Attention in the past two months has shifted to Southeast Asia, where a number of transactions were completed after a prolonged drought last year. They include the $470 million listing in Singapore of Manulife US Reit and CVC Capital Partners’s $227 million block trade of shares in Indonesia’s Matahari Department Store.

Yet Asian deal flow has returned to Korea towards the end of the second quarter. Japan’s Nippon Steel raised $139 million from the sale of shares in state-owned steel maker POSCO last week, while Standard Chartered cashed in $95 million through the sale of shares in Innocean Worldwide.

As such, Hyundai Mipo Dockyard’s KCC exit is the third transaction within the last fortnight. That has perhaps provided some relief to Korean investment bankers after Hotel Lotte, which was preparing for the country’s largest ever initial public offering, decided to pull the transaction following investigations related to bribery and embezzlement allegations.


Tuesday’s Reg S only deal, which was conducted after the market close, saw Hyundai Mipo Dockyard offload all of its 397,000 shares in KCC at W358,000 per share, representing a 5.5% discount to the stock’s W379,000 Tuesday close, according to a source familiar with the situation.

The shares equated to 3.7% of KCC's outstanding share capital.

Credit Suisse, sole bookrunner for the transaction, guided investors to bid within an indicative range of W356,500 to W371,000 per share, or a discount range of 2.1% to 5.9%.

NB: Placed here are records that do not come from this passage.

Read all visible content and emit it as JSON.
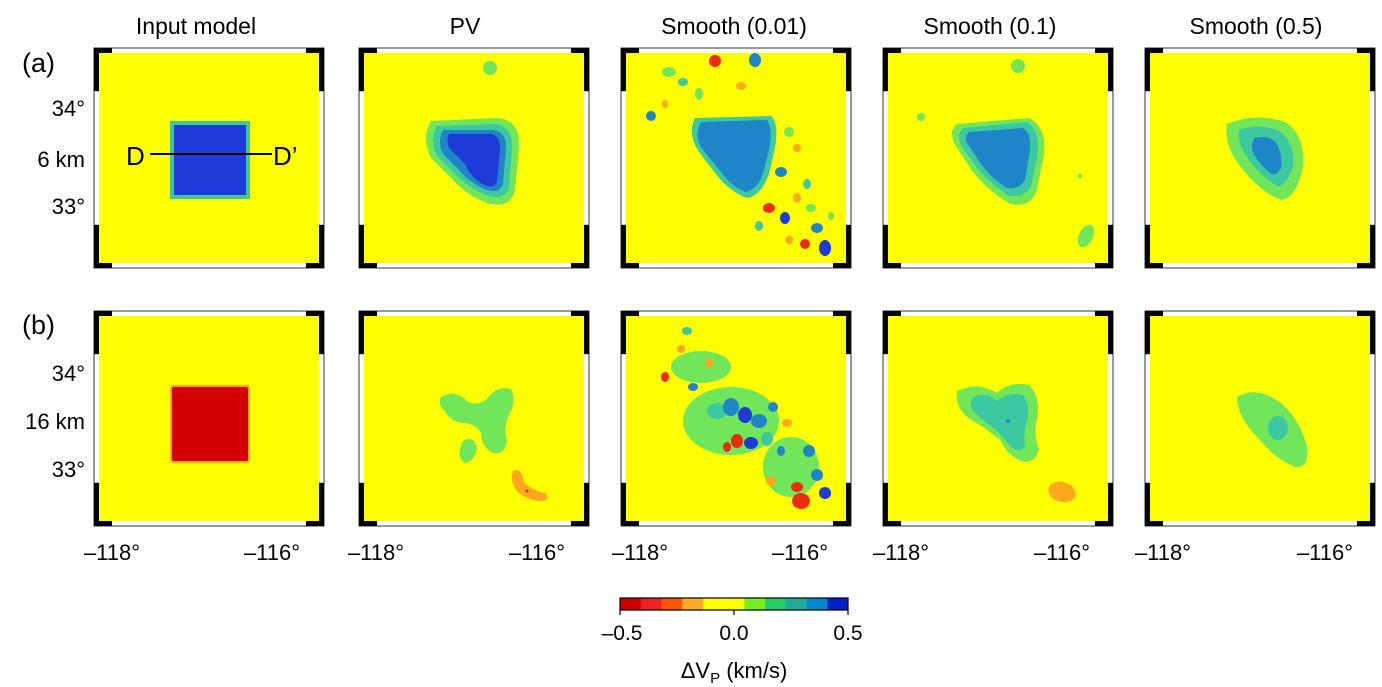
{
  "columns": [
    "Input model",
    "PV",
    "Smooth (0.01)",
    "Smooth (0.1)",
    "Smooth (0.5)"
  ],
  "rows": [
    {
      "label": "(a)",
      "depth": "6 km",
      "lat_ticks": [
        "34°",
        "33°"
      ]
    },
    {
      "label": "(b)",
      "depth": "16 km",
      "lat_ticks": [
        "34°",
        "33°"
      ]
    }
  ],
  "lon_ticks": [
    "–118°",
    "–116°"
  ],
  "profile": {
    "start": "D",
    "end": "D’"
  },
  "colorbar": {
    "colors": [
      "#cc0000",
      "#ee2222",
      "#ff5500",
      "#ffaa22",
      "#ffff00",
      "#ffff00",
      "#77ee22",
      "#22cc66",
      "#22aa99",
      "#0088cc",
      "#0022cc"
    ],
    "tick_labels": [
      "–0.5",
      "0.0",
      "0.5"
    ],
    "label": "ΔV",
    "label_subscript": "P",
    "label_units": " (km/s)"
  },
  "colors": {
    "background": "#ffff00",
    "fast_strong": "#1e3ad8",
    "fast": "#1e86c8",
    "mid": "#3cc8a0",
    "slow_light": "#72e65a",
    "slow_strong": "#d40000",
    "orange": "#ffa81e",
    "red": "#ee2a10"
  }
}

The timing of the transaction was less than ideal for the seller, with KCC shares trading near its 52-week low of W348,500. But it has effectively simplified a network of circular shareholding between Hyundai Mipo Dockyard, KCC, and Hyundai Heavy Industries.

After the transaction KCC continues to own 7.01% of Hyundai Heavy Industries, which is the majority shareholder of Hyundai Mipo Dockyard with a 43% interest.

Hyundai Mipo Dockyard’s sale of KCC was part of the restructuring programme of Hyundai Heavy Industries, which announced last month that it is considering selling some of its non-shipbuilding business.

Apart from KCC Corp, Hyundai Heavy Industries also contemplates trimming its stake in Hyundai Motor as well as unlisted finance subsidiaries Hi Investment & Securities and Hi Asset Management.

According to local reports, Hyundai Heavy Industries has submitted to its main creditor bank KEB Hana a restructuring plan that includes laying off roughly 10% of its 3,000 staff.